Vou citar um exemplo aqui mesmo do site, com o próprio Luis Nassif.

Faz tempo que a gente o convida para apresentar música brasileira lá na cervejaria, sem resposta.

Agora não precisa mais: o pessoal agora está contratando uma coreana (!!!) para isso. Eu farei o mesmo ( http://cervejariabamberg.blogspot.com/2012/03/show-internacional-dentro-... ):

"É com muita alegria que divulgo o primeiro evento do ano na Bamberg, a cantora coreana Hee Kyung Na que esta em turnê no Brasil cantando... Bossa Nova, isso mesmo, essa nova estrela coreana canta música brasileira, mas as surpresas não param por aí, a banda que esta acompanhando ela nesta serie de shows é o César Machado Quarteto, então teremos a vasta experiência deste músico brasileiro unida com a juventude da Hee Kyung Na.

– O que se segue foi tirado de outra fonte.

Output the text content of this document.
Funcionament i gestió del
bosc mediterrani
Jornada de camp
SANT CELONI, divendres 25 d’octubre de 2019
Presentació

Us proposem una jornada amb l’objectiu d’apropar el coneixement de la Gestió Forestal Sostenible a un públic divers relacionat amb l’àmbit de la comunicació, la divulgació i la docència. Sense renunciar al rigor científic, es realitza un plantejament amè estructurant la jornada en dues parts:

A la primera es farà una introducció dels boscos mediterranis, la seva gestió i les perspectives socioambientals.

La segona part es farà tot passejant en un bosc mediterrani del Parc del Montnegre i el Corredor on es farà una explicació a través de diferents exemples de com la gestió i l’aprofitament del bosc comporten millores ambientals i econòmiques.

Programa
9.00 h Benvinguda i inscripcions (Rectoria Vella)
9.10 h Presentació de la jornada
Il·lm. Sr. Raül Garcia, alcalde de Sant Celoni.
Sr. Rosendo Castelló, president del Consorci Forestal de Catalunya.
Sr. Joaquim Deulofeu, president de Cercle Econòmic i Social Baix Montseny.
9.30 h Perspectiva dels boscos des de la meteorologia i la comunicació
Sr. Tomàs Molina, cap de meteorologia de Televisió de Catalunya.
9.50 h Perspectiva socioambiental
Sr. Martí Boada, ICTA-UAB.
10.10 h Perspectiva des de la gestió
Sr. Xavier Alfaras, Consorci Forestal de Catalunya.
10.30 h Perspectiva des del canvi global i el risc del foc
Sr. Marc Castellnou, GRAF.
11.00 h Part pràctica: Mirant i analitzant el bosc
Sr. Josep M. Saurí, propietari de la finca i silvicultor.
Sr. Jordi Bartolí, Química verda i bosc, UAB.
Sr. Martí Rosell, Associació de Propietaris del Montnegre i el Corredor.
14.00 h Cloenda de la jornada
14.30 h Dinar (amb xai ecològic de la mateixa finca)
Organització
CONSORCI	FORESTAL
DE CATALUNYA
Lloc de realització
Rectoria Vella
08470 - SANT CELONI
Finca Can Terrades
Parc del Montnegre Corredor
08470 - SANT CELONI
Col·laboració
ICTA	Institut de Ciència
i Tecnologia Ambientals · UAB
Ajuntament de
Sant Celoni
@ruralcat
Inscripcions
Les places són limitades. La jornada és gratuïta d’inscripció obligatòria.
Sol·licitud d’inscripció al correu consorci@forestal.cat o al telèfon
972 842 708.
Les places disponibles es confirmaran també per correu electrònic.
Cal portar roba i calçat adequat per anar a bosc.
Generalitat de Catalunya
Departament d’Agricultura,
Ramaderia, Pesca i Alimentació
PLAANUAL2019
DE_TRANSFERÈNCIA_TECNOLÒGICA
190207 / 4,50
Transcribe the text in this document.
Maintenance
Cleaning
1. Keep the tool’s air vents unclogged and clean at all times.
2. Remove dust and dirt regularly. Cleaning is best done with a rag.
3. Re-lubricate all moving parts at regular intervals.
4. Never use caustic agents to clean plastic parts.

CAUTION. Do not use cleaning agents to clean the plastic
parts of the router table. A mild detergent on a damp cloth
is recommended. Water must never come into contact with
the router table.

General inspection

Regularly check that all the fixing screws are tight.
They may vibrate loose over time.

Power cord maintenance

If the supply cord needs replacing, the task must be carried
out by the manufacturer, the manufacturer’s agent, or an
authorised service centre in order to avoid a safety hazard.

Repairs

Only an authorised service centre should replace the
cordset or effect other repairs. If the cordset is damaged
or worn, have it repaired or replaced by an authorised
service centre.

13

Petiscos de boteco e chope a vontade completam este evento, no chão da fábrica da Bamberg, isso mesmo, literalmente dentro da fábrica, mostrando que a cerveja, gastronomia e música são todas expressões artísticas que se complementam."

 

Sobre a cantora coreana: uma gracinha, com clássicos da MPB cantando em português!

 

Aí vai uma amostra:

 

http://www.youtube.com/watch?v=FCLD8JuTERE&feature=related

 

Mais uma vez se a farinha é pouca, meu pirão primeiro.